Duas panquecas bem servidas, dois refrigerantes. E a conta? R$ 110! O casal assustou-se com o valor, mas pagou, sem queixas. O valor das diárias segue o mesmo perfil – preços superiores a Cancun ou Acapulco – em hotéis que deixam muito a desejar. O veraneio no Rio Grande do Sul e Santa Catarina é marcado por estradas engarrafadas, estressantes e serviços ruins. Mas o que nos leva até lá, se tudo é mais caro, difícil e nem bonito – nesse caso, excluindo as lindas praias catarinenses?
Seria uma disposição autopunitiva pelo sofrimento ou simples facilidade de acesso? Na minha infância, lembro o rali de quase um dia entre Porto Alegre e qualquer balneário do Litoral Norte. Estradas sem asfalto que viraram em pó ou em barro, verdadeiros atoleiros. Tanto trabalho determinava que as pessoas alugassem casas para longas temporadas.
Sempre tinha um avô, um pai, um tio aposentado que permaneceria toda a temporada no litoral para recepcionar familiares e amigos. Muitos eram vizinhos em suas cidades de origem e alugavam casas na mesma rua para manter o convívio. Muitas vezes se conheciam lá mesmo e criavam amizades que só se viam no verão.
Esse envolvimento provocava festas, bailes, churrascadas, grupos de caminhada, longos torneios de carteado a varar madrugadas, pescarias de pouco peixe e muita conversa e beberagens históricas. Ninguém tinha tempo para se concentrar no mar de repuxos, água fria e mães d’água. Tudo era lindo!
Hoje é fácil comprar, todos os anos, um pacote turístico para as praias de mar azul. Caribe, ilhas da Grécia e mares do Nordeste onde permanecem sete dias no máximo e pagam em 12 longas parcelas. Ou pegar o carro na sexta-feira e tomar o rumo do litoral catarinense ou gaúcho. Longas filas, mas em estradas bem melhores.
É divertido, toda a praia é um portal para o infinito, liberta a alma de coisas negativas. Sol escaldante, luas que refletem diamantes nas ondas. Mas de alguma forma, não tem o clima caseiro e íntimo de um veraneio por longos dias em águas mais próximas.

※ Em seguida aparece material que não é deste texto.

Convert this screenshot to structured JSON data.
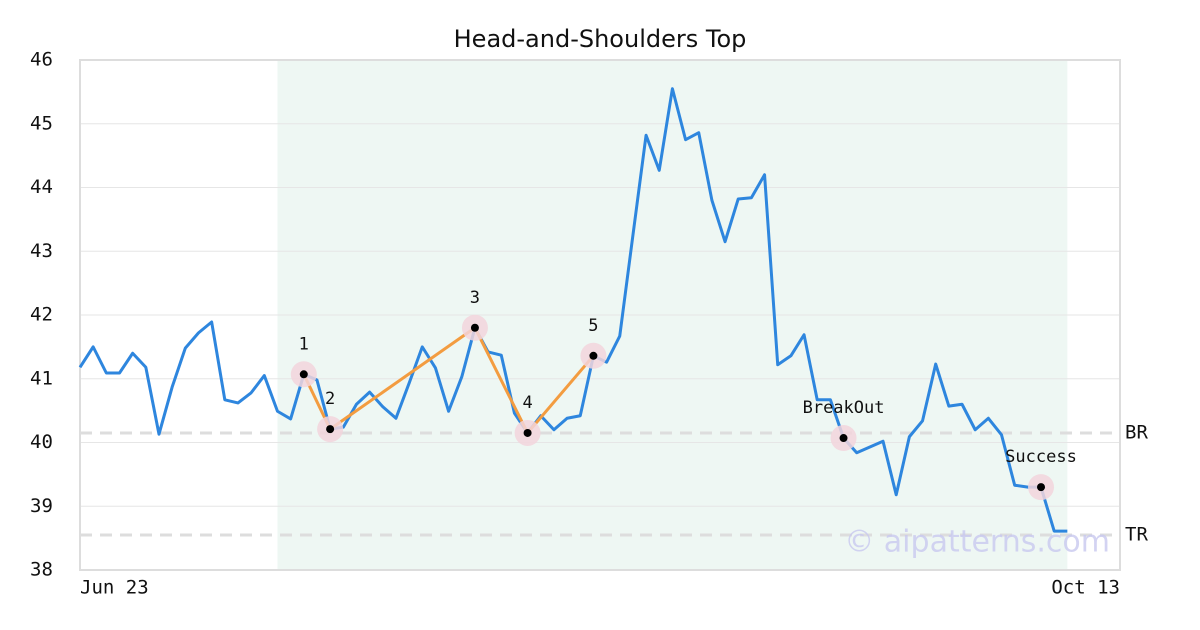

A grande maioria que viveu nos anos 60, 70 e 80, guarda uma história de paixão à beira-mar, que lhes incendiou o coração por uma temporada, jurou ser eterno, mas não resistiu ao inverno. Na temporada seguinte, um novo amor apareceu. Lindo e dourado. E trocaram olhares e beijos apaixonados até o último dia. Os que preferem continuar por aqui, quem sabe, vivam da lembrança dessas histórias que rolaram nos cômoros de areia, nas lojinhas de artesanato, nas barracas dos inigualáveis crepes das tias.
Essa é a beleza que salva o litoral gaúcho. Tão mágico quanto a brisa do mar nordestino, é o nordestão, aquele vento sapecado de maresia que obrigava o guri a ceder a jaquetas à guria mais linda da rua. “Não estou com frio”, mentia com lábios roxos e pelos eriçados. Mas tudo aquecia quando ela retribuía com um sorriso agradecido, ou permitia a mão trêmula e gelada sobre os ombros, agora protegidos.
Voltava para a casa como um pescador em dia de sorte. Quem sabe, um dia o comércio e turismo do litoral gaúcho ajudem a mantermos esses momentos, perfeitos para todas as épocas. Que ofereçam conforto a preços justos, porque se o mar é feio, as memórias serão eternamente belas.